MCPs and Agents: Lessons From Building Tools

September 15, 2025

MCPs and Agents: Lessons From Building Tools

Over the past few months I've been experimenting with Model Context Protocol (MCP) servers and how they interact with agents. The line between "what belongs in the tool" and "what belongs in the agent" isn't obvious, and I've made a few mistakes along the way. Here's where I've landed so far.

Tool Description vs Agent Knowledge

The clean split looks like this:

  • MCP tool description: "What this tool does and how to call it."
  • Agent knowledge: "When and why this tool should be called."

Keep tool definitions lean — just enough detail to ensure correct invocation. Too much description not only blurs responsibilities but also consumes valuable context window space.

Specific vs Generic Tools

One of the trickiest balances has been tool granularity.

  • Generic tools (e.g., "query database") maximize flexibility but force the agent to hold more logic.
  • Specific tools (e.g., "get today's order backlog") are easy for the agent to use but can lead to tool sprawl.

My working strategy is a layered approach:

  1. Start with generic tools to cover broad ground.
  2. Observe where the agent consistently struggles.
  3. Wrap those pain points into thin, specific tools on top of the generic base.
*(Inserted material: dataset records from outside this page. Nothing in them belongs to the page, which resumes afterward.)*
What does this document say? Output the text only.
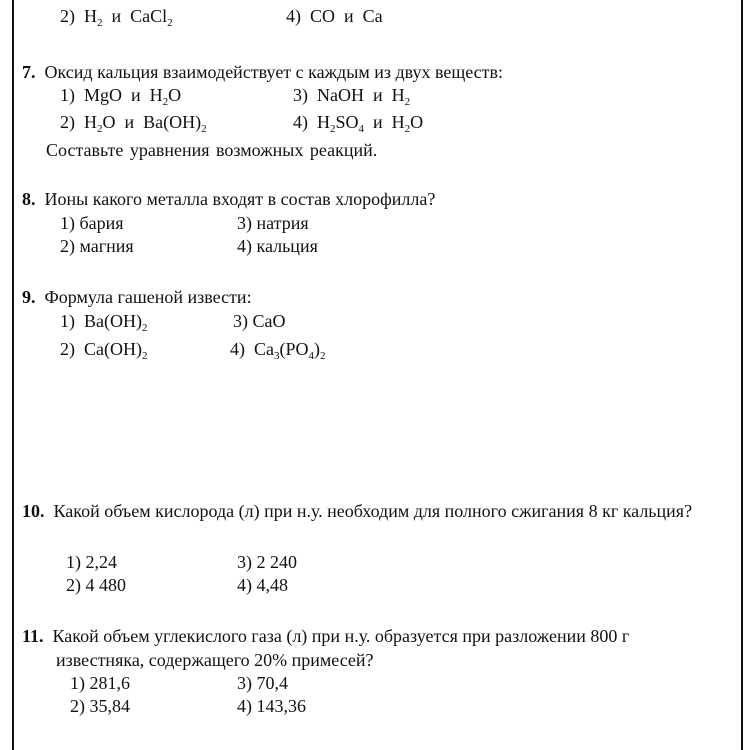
2) $H_2$ и CaCl$_2$	4) CO и Ca
7. Оксид кальция взаимодействует с каждым из двух веществ:
1) MgO и $H_2O$	3) NaOH и $H_2$
2) $H_2O$ и $Ba(OH)_2$	4) $H_2SO_4$ и $H_2O$
Составьте уравнения возможных реакций.
8. Ионы какого металла входят в состав хлорофилла?
1) бария	3) натрия
2) магния	4) кальция
9. Формула гашеной извести:
1) $Ba(OH)_2$	3) CaO
2) $Ca(OH)_2$	4) $Ca_3(PO_4)_2$
10. Какой объем кислорода (л) при н.у. необходим для полного сжигания 8 кг кальция?
1) 2,24	3) 2 240
2) 4 480	4) 4,48
11. Какой объем углекислого газа (л) при н.у. образуется при разложении 800 г
известняка, содержащего 20% примесей?
1) 281,6	3) 70,4
2) 35,84	4) 143,36
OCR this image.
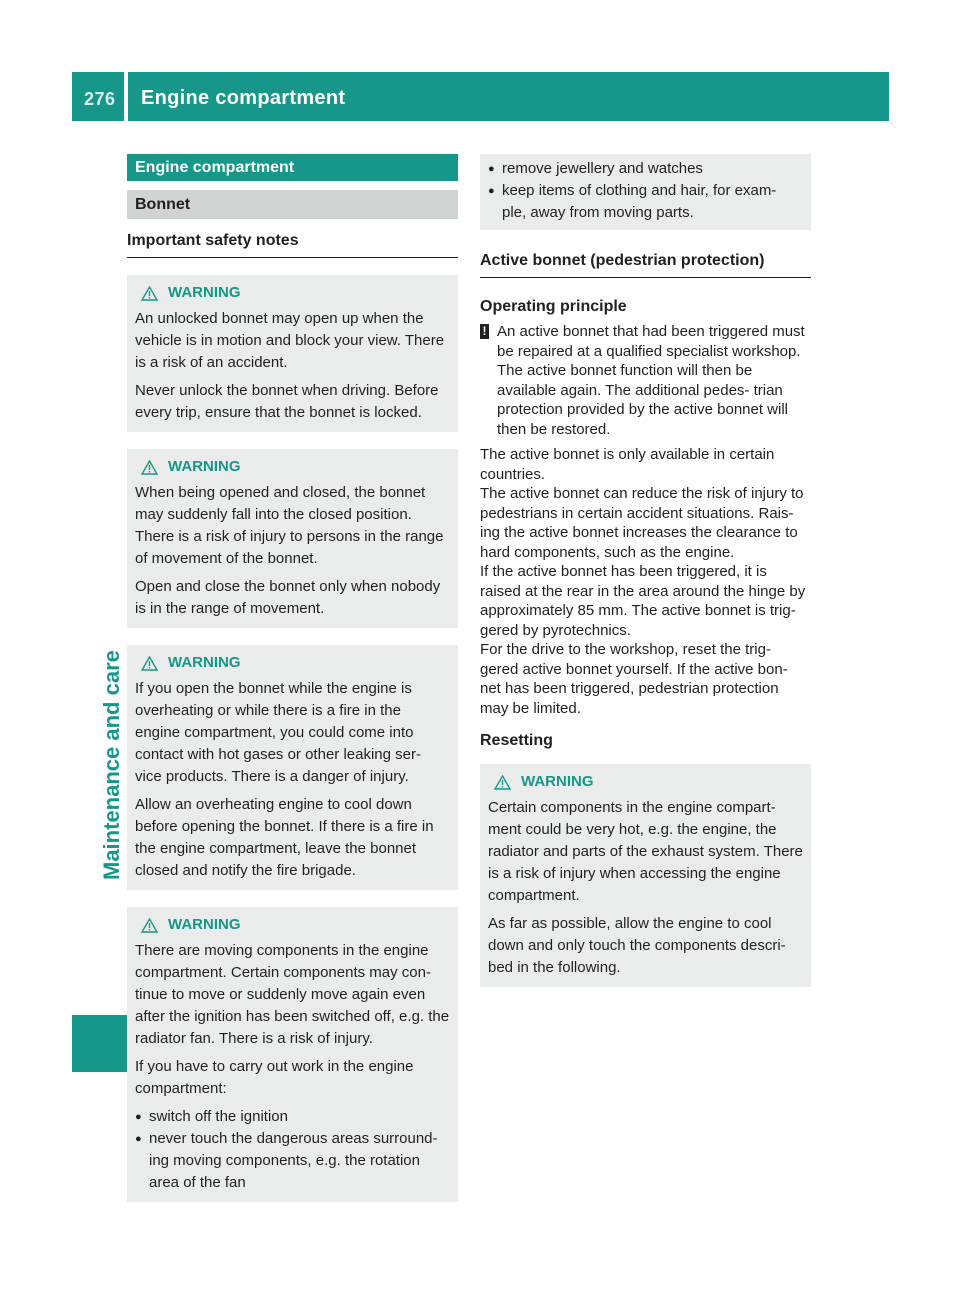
276 Engine compartment
Maintenance and care
Engine compartment
Bonnet
Important safety notes
WARNING

An unlocked bonnet may open up when the vehicle is in motion and block your view. There is a risk of an accident.

Never unlock the bonnet when driving. Before every trip, ensure that the bonnet is locked.

WARNING

When being opened and closed, the bonnet may suddenly fall into the closed position. There is a risk of injury to persons in the range of movement of the bonnet.

Open and close the bonnet only when nobody is in the range of movement.

WARNING

If you open the bonnet while the engine is overheating or while there is a fire in the engine compartment, you could come into contact with hot gases or other leaking ser- vice products. There is a danger of injury.

Allow an overheating engine to cool down before opening the bonnet. If there is a fire in the engine compartment, leave the bonnet closed and notify the fire brigade.

WARNING

There are moving components in the engine compartment. Certain components may con- tinue to move or suddenly move again even after the ignition has been switched off, e.g. the radiator fan. There is a risk of injury.

If you have to carry out work in the engine compartment:

● switch off the ignition
● never touch the dangerous areas surround- ing moving components, e.g. the rotation area of the fan
● remove jewellery and watches
● keep items of clothing and hair, for exam- ple, away from moving parts.
Active bonnet (pedestrian protection)
Operating principle
! An active bonnet that had been triggered must be repaired at a qualified specialist workshop. The active bonnet function will then be available again. The additional pedes- trian protection provided by the active bonnet will then be restored.

The active bonnet is only available in certain countries.

The active bonnet can reduce the risk of injury to pedestrians in certain accident situations. Rais- ing the active bonnet increases the clearance to hard components, such as the engine.

If the active bonnet has been triggered, it is raised at the rear in the area around the hinge by approximately 85 mm. The active bonnet is trig- gered by pyrotechnics.

For the drive to the workshop, reset the trig- gered active bonnet yourself. If the active bon- net has been triggered, pedestrian protection may be limited.

Resetting
WARNING

Certain components in the engine compart- ment could be very hot, e.g. the engine, the radiator and parts of the exhaust system. There is a risk of injury when accessing the engine compartment.

As far as possible, allow the engine to cool down and only touch the components descri- bed in the following.
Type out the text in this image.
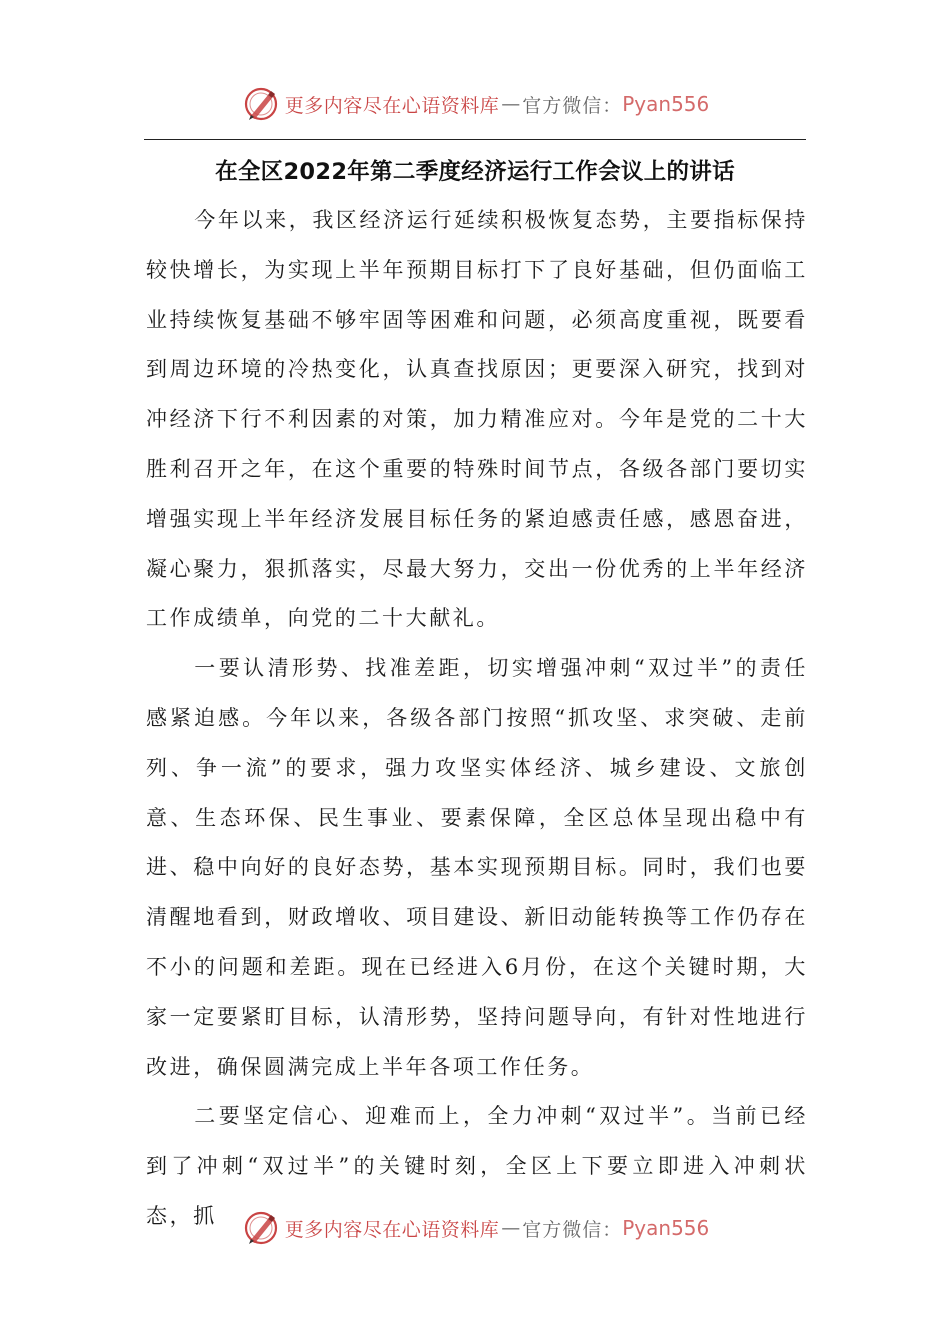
更多内容尽在心语资料库 — 官方微信： Pyan556
在全区2022年第二季度经济运行工作会议上的讲话

今年以来，我区经济运行延续积极恢复态势，主要指标保持较快增长，为实现上半年预期目标打下了良好基础，但仍面临工业持续恢复基础不够牢固等困难和问题，必须高度重视，既要看到周边环境的冷热变化，认真查找原因；更要深入研究，找到对冲经济下行不利因素的对策，加力精准应对。今年是党的二十大胜利召开之年，在这个重要的特殊时间节点，各级各部门要切实增强实现上半年经济发展目标任务的紧迫感责任感，感恩奋进，凝心聚力，狠抓落实，尽最大努力，交出一份优秀的上半年经济工作成绩单，向党的二十大献礼。

一要认清形势、找准差距，切实增强冲刺“双过半”的责任感紧迫感。今年以来，各级各部门按照“抓攻坚、求突破、走前列、争一流”的要求，强力攻坚实体经济、城乡建设、文旅创意、生态环保、民生事业、要素保障，全区总体呈现出稳中有进、稳中向好的良好态势，基本实现预期目标。同时，我们也要清醒地看到，财政增收、项目建设、新旧动能转换等工作仍存在不小的问题和差距。现在已经进入6月份，在这个关键时期，大家一定要紧盯目标，认清形势，坚持问题导向，有针对性地进行改进，确保圆满完成上半年各项工作任务。

二要坚定信心、迎难而上，全力冲刺“双过半”。当前已经到了冲刺“双过半”的关键时刻，全区上下要立即进入冲刺状态，抓

更多内容尽在心语资料库 — 官方微信： Pyan556
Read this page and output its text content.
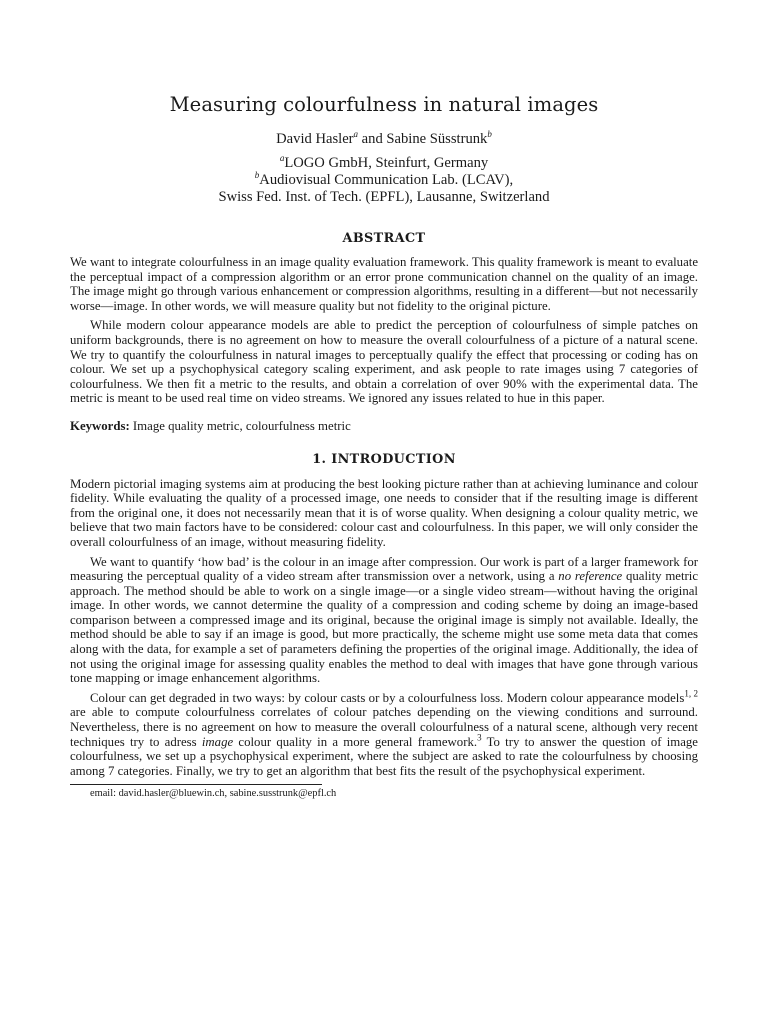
Measuring colourfulness in natural images
David Hasler$^a$ and Sabine Süsstrunk$^b$

$^a$LOGO GmbH, Steinfurt, Germany

$^b$Audiovisual Communication Lab. (LCAV),

Swiss Fed. Inst. of Tech. (EPFL), Lausanne, Switzerland

ABSTRACT

We want to integrate colourfulness in an image quality evaluation framework. This quality framework is meant to evaluate the perceptual impact of a compression algorithm or an error prone communication channel on the quality of an image. The image might go through various enhancement or compression algorithms, resulting in a different—but not necessarily worse—image. In other words, we will measure quality but not fidelity to the original picture.

While modern colour appearance models are able to predict the perception of colourfulness of simple patches on uniform backgrounds, there is no agreement on how to measure the overall colourfulness of a picture of a natural scene. We try to quantify the colourfulness in natural images to perceptually qualify the effect that processing or coding has on colour. We set up a psychophysical category scaling experiment, and ask people to rate images using 7 categories of colourfulness. We then fit a metric to the results, and obtain a correlation of over 90% with the experimental data. The metric is meant to be used real time on video streams. We ignored any issues related to hue in this paper.

Keywords: Image quality metric, colourfulness metric
1. INTRODUCTION

Modern pictorial imaging systems aim at producing the best looking picture rather than at achieving luminance and colour fidelity. While evaluating the quality of a processed image, one needs to consider that if the resulting image is different from the original one, it does not necessarily mean that it is of worse quality. When designing a colour quality metric, we believe that two main factors have to be considered: colour cast and colourfulness. In this paper, we will only consider the overall colourfulness of an image, without measuring fidelity.

We want to quantify ‘how bad’ is the colour in an image after compression. Our work is part of a larger framework for measuring the perceptual quality of a video stream after transmission over a network, using a no reference quality metric approach. The method should be able to work on a single image—or a single video stream—without having the original image. In other words, we cannot determine the quality of a compression and coding scheme by doing an image-based comparison between a compressed image and its original, because the original image is simply not available. Ideally, the method should be able to say if an image is good, but more practically, the scheme might use some meta data that comes along with the data, for example a set of parameters defining the properties of the original image. Additionally, the idea of not using the original image for assessing quality enables the method to deal with images that have gone through various tone mapping or image enhancement algorithms.

Colour can get degraded in two ways: by colour casts or by a colourfulness loss. Modern colour appearance models$^{1, 2}$ are able to compute colourfulness correlates of colour patches depending on the viewing conditions and surround. Nevertheless, there is no agreement on how to measure the overall colourfulness of a natural scene, although very recent techniques try to adress image colour quality in a more general framework.$^3$ To try to answer the question of image colourfulness, we set up a psychophysical experiment, where the subject are asked to rate the colourfulness by choosing among 7 categories. Finally, we try to get an algorithm that best fits the result of the psychophysical experiment.

email: david.hasler@bluewin.ch, sabine.susstrunk@epfl.ch
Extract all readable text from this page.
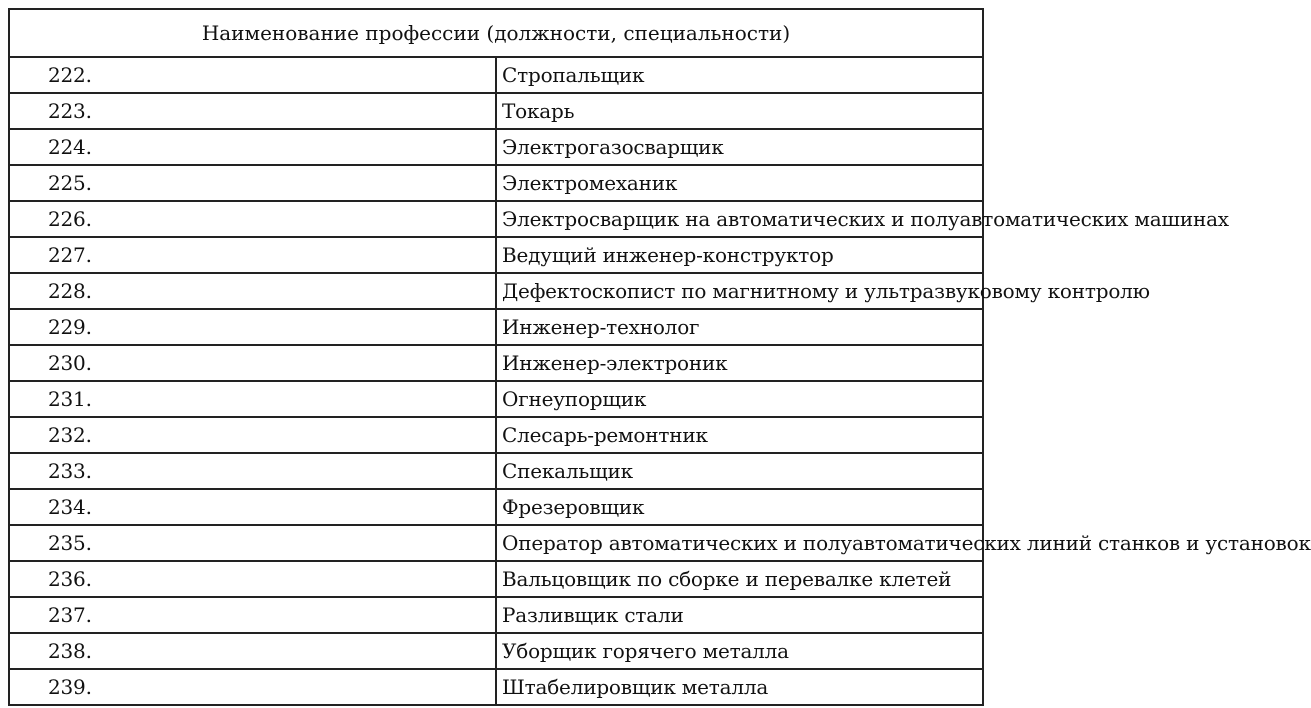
Наименование профессии (должности, специальности)	
222.	Стропальщик
223.	Токарь
224.	Электрогазосварщик
225.	Электромеханик
226.	Электросварщик на автоматических и полуавтоматических машинах
227.	Ведущий инженер-конструктор
228.	Дефектоскопист по магнитному и ультразвуковому контролю
229.	Инженер-технолог
230.	Инженер-электроник
231.	Огнеупорщик
232.	Слесарь-ремонтник
233.	Спекальщик
234.	Фрезеровщик
235.	Оператор автоматических и полуавтоматических линий станков и установок
236.	Вальцовщик по сборке и перевалке клетей
237.	Разливщик стали
238.	Уборщик горячего металла
239.	Штабелировщик металла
The CLI as the First-Class Interface

One lesson that surprised me: the best way to design MCP tools is to start by designing a robust CLI application.

Why? Because:

  • A CLI forces ergonomics. If it's painful for me to type, it'll be worse for an agent.
  • A CLI doubles as documentation in motion. Engineers can discover tools by playing with commands, not just reading schemas.
  • Most importantly: if the MCP tool layer simply wraps the CLI, then both humans and AIs get access to the same capabilities. I can use it in my shell, and the agent can use it in context.

I've started thinking of the CLI as the canonical surface, and MCP tools as thin wrappers that plug agents into it. That way:

  • Agents gain the ability to call powerful, well-tested commands.
  • Engineers get a human-friendly CLI they can use directly.
  • Maintenance is simpler, because there's one implementation behind both.

In other words: build once, serve twice.

Closing Thoughts

The relationship between MCPs and agents is about drawing a clean seam. Tools are capabilities. Agents are decision-makers. CLIs are the proving ground.

When tool descriptions grow too verbose, you lose clarity and waste context space. When they're too sparse, the agent flails. The sweet spot is:

  • Tight, minimal tool descriptions
  • Agent reasoning layers for usage context
  • A CLI-first design philosophy so both humans and AIs can leverage the same system.

That's the model I've been working towards. It's lean, flexible, and gives me confidence that I'm not building for AI alone—but for engineers too.